# Politics and hot button issues forum has been archived



## Jason Svoboda

I've had a couple complaints about the political discussion dominating the board and despite my explanation that it wouldn't dominate the board if people would actually post in the other threads, I've decided to move the politics and hot button issues to a private subforum. In order to access and discuss those topics, join the group by clicking on the link below:

Link to join: http://www.sycamorepride.com/profile.php?do=editusergroups


----------



## Jason Svoboda

Bump for those that participated in the recent Daniels thread.


----------



## Jason Svoboda

Now that we're on Xenforo, the spot to opt in/out of the politics and current events forum has moved:



			https://sycamorepride.com/account/preferences
		


On the preferences page, it is located right above the enable/disable push notifications button.


----------



## Jason Svoboda

I have decided to end the politics and current affairs subforum as many folks could not abide by the rules. I would recommend Reddit if you're looking for political discussion as they have many subreddits dedicated to politics, parties, etc.

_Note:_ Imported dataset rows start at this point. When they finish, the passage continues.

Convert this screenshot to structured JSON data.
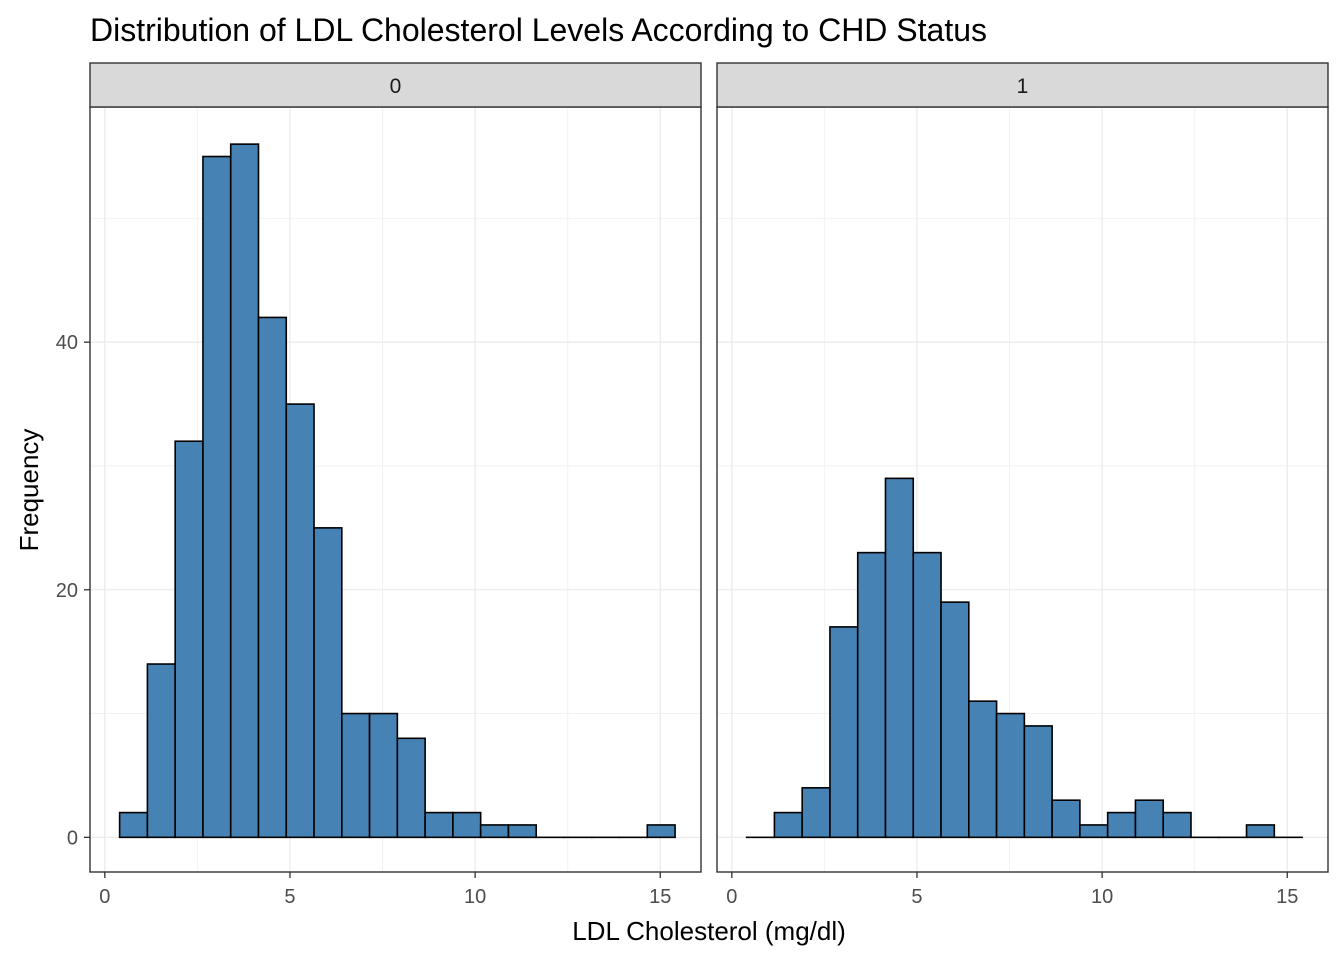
{
  "chart_data": {
    "type": "bar",
    "title": "Distribution of LDL Cholesterol Levels According to CHD Status",
    "xlabel": "LDL Cholesterol (mg/dl)",
    "ylabel": "Frequency",
    "xlim": [
      -0.4,
      16.1
    ],
    "ylim": [
      -2.8,
      59
    ],
    "x_ticks": [
      0,
      5,
      10,
      15
    ],
    "y_ticks": [
      0,
      20,
      40
    ],
    "grid": true,
    "bin_start": 0.4,
    "bin_width": 0.75,
    "bar_fill": "#4682B4",
    "bar_stroke": "#000000",
    "strip_fill": "#D9D9D9",
    "panels": [
      {
        "label": "0",
        "values": [
          2,
          14,
          32,
          55,
          56,
          42,
          35,
          25,
          10,
          10,
          8,
          2,
          2,
          1,
          1,
          0,
          0,
          0,
          0,
          1
        ]
      },
      {
        "label": "1",
        "values": [
          0,
          2,
          4,
          17,
          23,
          29,
          23,
          19,
          11,
          10,
          9,
          3,
          1,
          2,
          3,
          2,
          0,
          0,
          1,
          0
        ]
      }
    ]
  }
}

Ex: https://www.reddit.com/r/politics

Moving forward, the only political discussion centered around Indiana State would be considered fair game. That could include topics like funding through state legislature, issues with Terre Haute and/or Vigo County, etc.

I cannot stress this enough but when you are making posts with political undertones, refrain from name calling those involved, other posters in your responses, etc. If I get a reports from members and it's even on the fringe, you'll get a timeout from the board. I don't have the time/energy to deal with the childishness any longer.


----------



## Jason Svoboda

Bump.


----------